States all across the country continue to try and legalize sports betting, but it didn’t appear that Oklahoma was one of those states. That was until last Friday when Governor Kevin Stitt proposed an agreement with Native American tribes in the state to offer sports betting at their casinos.
Under normal circumstances, the Native American tribes might have accepted the offer, but things are not normal between Stitt and the Native American tribes.
Oklahoma lawmakers did not propose any sports betting bills during their most recent legislative session, and it didn’t appear that there was going to be any traction made.
The session is now over for the year, and there isn’t a chance to create or sponsor any new bills. Governor Stitt has been a proponent of legalized sports betting in the state, and he tried to take matters into his own hands last week.
Currently, Governor Stitt and the Native American tribes are in the middle of a lawsuit dealing with the current gaming compacts. A compact is an agreement between the Native American tribes and the state, which gives the tribes the power to have casinos on their land.
The previous compact expired on Dec. 31, 2019, and a new one has yet to be signed. Stitt was hoping to make some changes to the compact before it was signed again, while the Native American tribes believed that the compact should just roll over and continue in 2020. Money and tax rates are at the heart of this debate.
Governor Stitt wants the lawsuit to come to an end, and he was willing to make some pretty good offers to Native American tribes for this to happen. On Friday, Stitt not only offered to make some concessions to his original compact agreement offer, but he offered sports betting to the casinos as well.
The state of Oklahoma would have earned a 2% tax revenue on all sports betting action, and the state was only asking for 5% of all other revenue earned from the casinos. Both of those numbers are extremely low compared to other states around the country, but the Native American tribes were not interested.
Not only were the Native American tribes not interested in the offer from Stitt, but they accused the governor of using the coronavirus as a way to divide the tribes. All casinos are currently closed throughout the state due to the pandemic, and none of the casinos are able to make any money.
Native American tribes were also worried that state lawmakers would be able to make any changes to Stitt’s proposal if they accepted the deal. At this point, it appears that both sides will be unable to reach an agreement, and the matter will be decided in court.
Gambling Industry in Oklahoma
The Choctaw and Chickasaw Tribes are the leaders in the gambling industry in Oklahoma, but they aren’t the only ones that have a casino. There are currently 102 casinos in the state of Oklahoma, and some of the biggest casinos in the country are located in the state.

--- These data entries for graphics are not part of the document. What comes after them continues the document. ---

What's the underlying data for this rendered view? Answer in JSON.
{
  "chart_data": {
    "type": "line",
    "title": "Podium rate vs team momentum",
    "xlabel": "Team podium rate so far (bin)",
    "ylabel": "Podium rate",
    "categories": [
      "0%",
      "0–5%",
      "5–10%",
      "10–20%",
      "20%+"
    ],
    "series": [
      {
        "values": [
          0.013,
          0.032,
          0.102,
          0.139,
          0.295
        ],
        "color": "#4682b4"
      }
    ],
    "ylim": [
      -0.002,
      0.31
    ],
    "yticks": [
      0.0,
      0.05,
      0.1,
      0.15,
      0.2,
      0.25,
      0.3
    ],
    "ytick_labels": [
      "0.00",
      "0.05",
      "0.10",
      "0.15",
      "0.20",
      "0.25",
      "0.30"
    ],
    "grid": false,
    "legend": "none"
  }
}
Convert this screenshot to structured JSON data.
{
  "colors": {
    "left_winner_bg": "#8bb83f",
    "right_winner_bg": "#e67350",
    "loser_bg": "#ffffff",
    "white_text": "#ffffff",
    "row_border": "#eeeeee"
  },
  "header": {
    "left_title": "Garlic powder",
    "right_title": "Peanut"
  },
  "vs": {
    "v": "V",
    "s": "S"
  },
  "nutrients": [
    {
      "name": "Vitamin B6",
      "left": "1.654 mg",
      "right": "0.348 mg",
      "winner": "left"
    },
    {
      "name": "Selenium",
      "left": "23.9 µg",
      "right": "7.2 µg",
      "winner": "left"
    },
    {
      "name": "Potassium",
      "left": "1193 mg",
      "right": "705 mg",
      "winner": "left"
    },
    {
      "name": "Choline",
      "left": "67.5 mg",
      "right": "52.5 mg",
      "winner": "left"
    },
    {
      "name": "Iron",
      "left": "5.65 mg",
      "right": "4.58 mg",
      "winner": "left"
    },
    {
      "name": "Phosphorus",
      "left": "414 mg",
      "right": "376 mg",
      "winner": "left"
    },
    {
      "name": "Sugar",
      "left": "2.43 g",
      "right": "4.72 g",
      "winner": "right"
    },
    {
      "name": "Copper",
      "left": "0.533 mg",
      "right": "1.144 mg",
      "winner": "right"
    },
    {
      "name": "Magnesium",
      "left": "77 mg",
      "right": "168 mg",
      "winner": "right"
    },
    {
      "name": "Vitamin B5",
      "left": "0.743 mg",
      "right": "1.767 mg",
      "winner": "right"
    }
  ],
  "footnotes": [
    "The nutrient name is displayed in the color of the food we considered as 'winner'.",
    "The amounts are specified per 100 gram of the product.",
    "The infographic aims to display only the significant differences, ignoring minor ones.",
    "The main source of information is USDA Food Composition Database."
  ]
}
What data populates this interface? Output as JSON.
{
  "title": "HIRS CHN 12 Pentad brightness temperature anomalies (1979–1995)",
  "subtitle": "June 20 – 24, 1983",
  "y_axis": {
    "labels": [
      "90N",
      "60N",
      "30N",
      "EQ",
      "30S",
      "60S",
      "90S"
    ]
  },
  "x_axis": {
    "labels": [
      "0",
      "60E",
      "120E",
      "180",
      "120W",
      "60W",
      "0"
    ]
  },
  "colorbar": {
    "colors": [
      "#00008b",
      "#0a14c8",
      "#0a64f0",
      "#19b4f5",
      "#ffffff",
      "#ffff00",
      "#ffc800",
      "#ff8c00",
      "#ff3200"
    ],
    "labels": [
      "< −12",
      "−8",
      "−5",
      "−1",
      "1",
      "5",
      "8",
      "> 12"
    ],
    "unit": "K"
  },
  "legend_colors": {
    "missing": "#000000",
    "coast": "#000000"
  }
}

The WinStar World Casino and Resort is owned by the Choctaw Tribe, and it is the biggest casino in the US.
The casino industry in Oklahoma generates over $4 billion per year, and it does so through a variety of games. In 2016, the tribes paid the state of Oklahoma over $128 million in fees as part of the compact, and that number has gone up each year since.
Class II gaming locations offer bingo, and games that are similar. Class III gaming locations offer the traditional casino games, including slot machines and live poker.